The Break-even calculator helps you calculate the number of products you have to sell to cover all your business costs - fixed and variable - thus resulting in zero net profit.
Variable costs per unit, that is all costs that change with the output produced (e.g. raw materials, energy, …)
Price per unit
Fixed costs, namely all costs that a business incurs and are independent on the output produced (e.g. machinery, plant)
The break-even quantity is calculated by dividing the total fixed costs by the gross profit per unit, as follows:
Gross Profit per unit = Price per unit - Variable costs per unit
Break-even Quantity = Total fixed costs / Gross profit per unit
The break-even revenue represents the amount of revenue that equals the total cost, and is obtained as follows:
Break-even revenues = Break-even Quantity * Price per unit
The calculator also displays the following KPIs:
Gross Margin = (Price per unit - Variable costs per unit) / Price per unit
Mark-up = (Price per unit - Variable costs per unit) / Variable costs per unit
Break-even analysis is crucial for any business because it provides it with a clear understanding of its financial viability and the potential risks associated with its operations. It helps businesses identify the point at which they can start making a profit, enabling them to set realistic goals and make strategic decisions to maximize profits and minimize losses.
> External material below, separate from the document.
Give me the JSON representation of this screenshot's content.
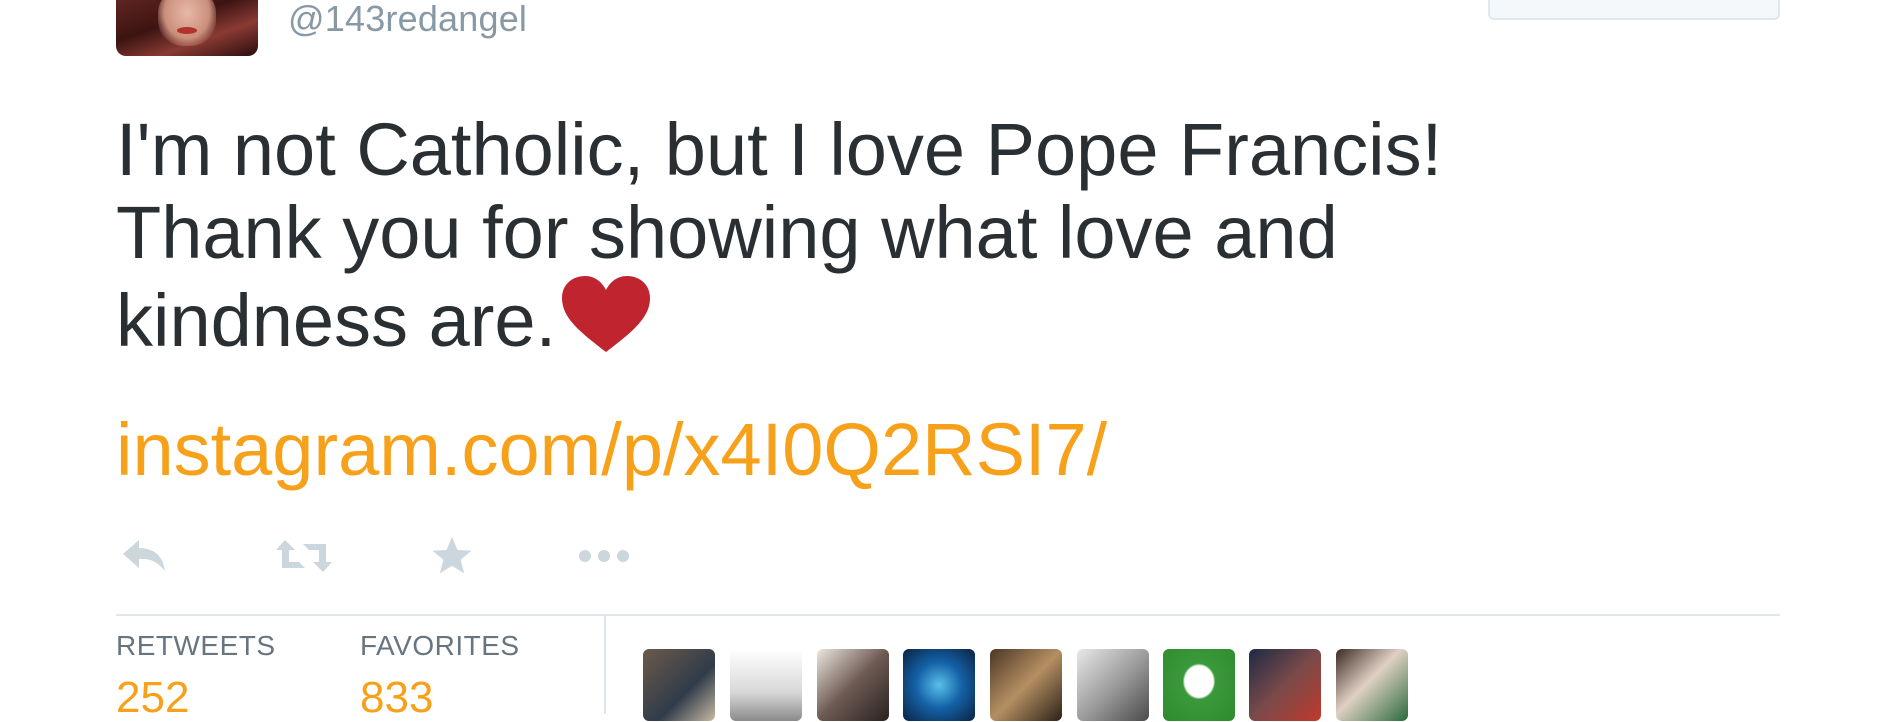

Some examples of the usage of break-even analysis include:
Pricing decisions: Companies can use break-even analysis to determine the minimum price at which they should sell their products or services to cover their costs and make a profit. By knowing the break-even point, companies can decide whether to lower or raise prices, offer discounts or promotions, or adjust their production volume.
Expansion or investment decisions: When businesses are considering expanding their operations, they can use break-even analysis to determine whether the expansion will be financially viable. By calculating the break-even point for the new operation, they can determine the sales volume needed to cover the additional costs and make a profit.
Cost-cutting decisions: Companies can use break-even analysis to identify areas where they can reduce costs. By knowing the fixed and variable costs of their operations in each department, they can determine the break-even point and identify ways to reduce costs without negatively affecting their profit margins.
Product mix decisions: Companies can use break-even analysis to determine the most profitable product mix. By knowing the gross profit margin and fixed costs of each product, they can calculate the break-even point and decide which products to produce and sell to maximize their profits.